STAY CONNECTED - BE PREPARED
✦ Keep a list of your emergency contacts handy and create a communication plan for reaching
family and friends in the event of a crisis.
✦ Phone lines are usually affected during a crisis. Think about other ways to communicate. For example, update your social media status often and send messages as regularly as possible to let friends and family know how you are doing.
✦ Many of our U.S. embassies and consulates, along with the Bureau of Consular Affairs, use social media to provide information – connect with them on Twitter and Facebook. For more information, visit "Ways to Contact Loved Ones in a Crisis Abroad." U.S. Department of State — Bureau of Consular Affairs
✦ Have an exit strategy! Know how you’ll get out of harm’s way without needing to rely on assistance. A crisis may prevent or delay emergency responders’ ability to get to you and there will be many people needing help.

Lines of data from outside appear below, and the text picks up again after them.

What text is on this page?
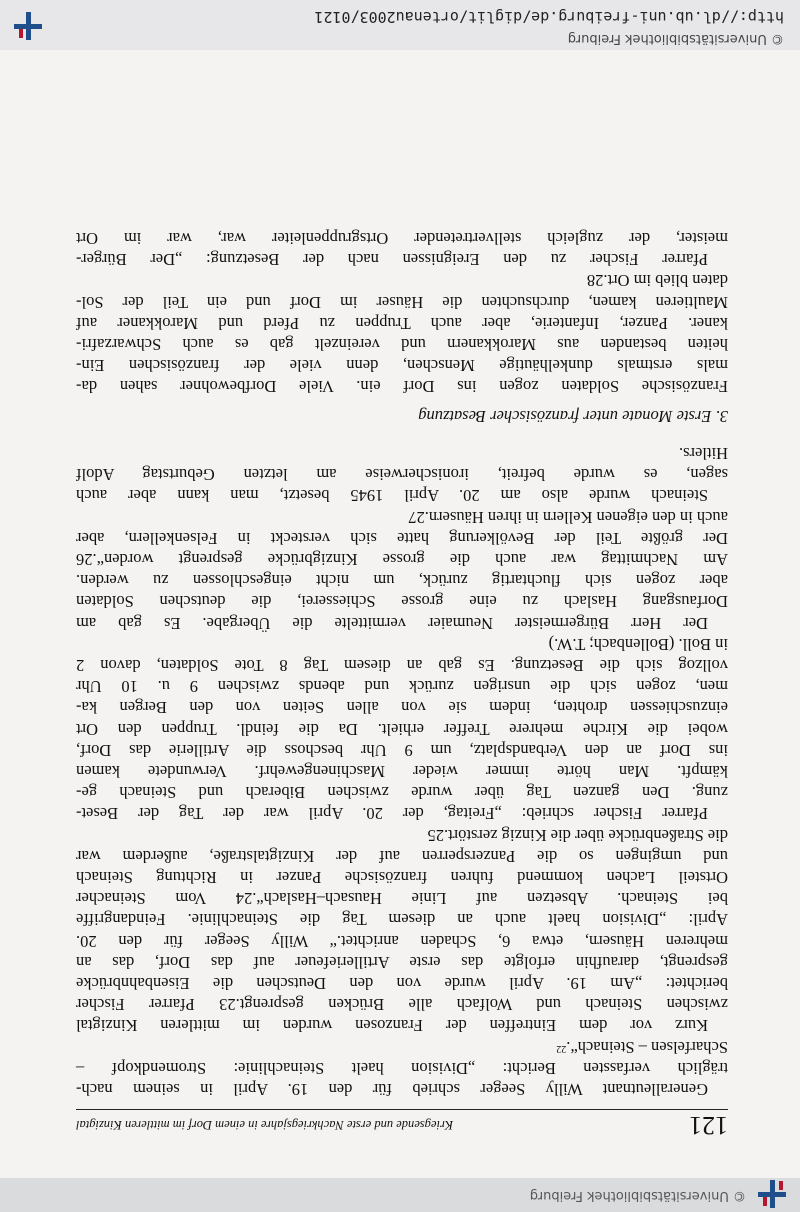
© Universitätsbibliothek Freiburg
121
Kriegsende und erste Nachkriegsjahre in einem Dorf im mittleren Kinzigtal
Generalleutnant Willy Seeger schrieb für den 19. April in seinem nach-
träglich verfassten Bericht: „Division haelt Steinachlinie: Stromendkopf –
Scharfelsen – Steinach“.$^{22}$
Kurz vor dem Eintreffen der Franzosen wurden im mittleren Kinzigtal
zwischen Steinach und Wolfach alle Brücken gesprengt.23 Pfarrer Fischer
berichtet: „Am 19. April wurde von den Deutschen die Eisenbahnbrücke
gesprengt, daraufhin erfolgte das erste Artilleriefeuer auf das Dorf, das an
mehreren Häusern, etwa 6, Schaden anrichtet.“ Willy Seeger für den 20.
April: „Division haelt auch an diesem Tag die Steinachlinie. Feindangriffe
bei Steinach. Absetzen auf Linie Hausach–Haslach“.24 Vom Steinacher
Ortsteil Lachen kommend fuhren französische Panzer in Richtung Steinach
und umgingen so die Panzersperren auf der Kinzigtalstraße, außerdem war
die Straßenbrücke über die Kinzig zerstört.25
Pfarrer Fischer schrieb: „Freitag, der 20. April war der Tag der Beset-
zung. Den ganzen Tag über wurde zwischen Biberach und Steinach ge-
kämpft. Man hörte immer wieder Maschinengewehrf. Verwundete kamen
ins Dorf an den Verbandsplatz, um 9 Uhr beschoss die Artillerie das Dorf,
wobei die Kirche mehrere Treffer erhielt. Da die feindl. Truppen den Ort
einzuschiessen drohten, indem sie von allen Seiten von den Bergen ka-
men, zogen sich die unsrigen zurück und abends zwischen 9 u. 10 Uhr
vollzog sich die Besetzung. Es gab an diesem Tag 8 Tote Soldaten, davon 2
in Boll. (Bollenbach; T.W.)
Der Herr Bürgermeister Neumaier vermittelte die Übergabe. Es gab am
Dorfausgang Haslach zu eine grosse Schiesserei, die deutschen Soldaten
aber zogen sich fluchtartig zurück, um nicht eingeschlossen zu werden.
Am Nachmittag war auch die grosse Kinzigbrücke gesprengt worden“.26
Der größte Teil der Bevölkerung hatte sich versteckt in Felsenkellern, aber
auch in den eigenen Kellern in ihren Häusern.27
Steinach wurde also am 20. April 1945 besetzt, man kann aber auch
sagen, es wurde befreit, ironischerweise am letzten Geburtstag Adolf
Hitlers.
3. Erste Monate unter französischer Besatzung
Französische Soldaten zogen ins Dorf ein. Viele Dorfbewohner sahen da-
mals erstmals dunkelhäutige Menschen, denn viele der französischen Ein-
heiten bestanden aus Marokkanern und vereinzelt gab es auch Schwarzafri-
kaner. Panzer, Infanterie, aber auch Truppen zu Pferd und Marokkaner auf
Maultieren kamen, durchsuchten die Häuser im Dorf und ein Teil der Sol-
daten blieb im Ort.28
Pfarrer Fischer zu den Ereignissen nach der Besetzung: „Der Bürger-
meister, der zugleich stellvertretender Ortsgruppenleiter war, war im Ort
© Universitätsbibliothek Freiburg
http://dl.ub.uni-freiburg.de/diglit/ortenau2003/0121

✦ Be sure you know more than one way to get towards safety.
✦ The crisis event may make some roads impassable or unsafe.
✦ Following instructions from local authorities about security and evacuation could save your life.
✦ Monitor local radio, television, and other sources for updates. Situations can change quickly,
limiting the time you have to get out.
✦ If you are staying in a hotel, talk to the staff to be sure you know the hotel’s emergency plan for a variety of crisis events – fire, flood, electrical outage, storms, etc.
✦ Keep in touch with your tour operators, hotel staff, airline, cruise company, and local officials for evacuation instructions.
✦ Contact the nearest U.S. embassy or consulate if you need emergency help. Please keep in mind that this will not alert emergency responders.
✦ If you need emergency medical attention or police assistance, contact the local authorities directly, if you can.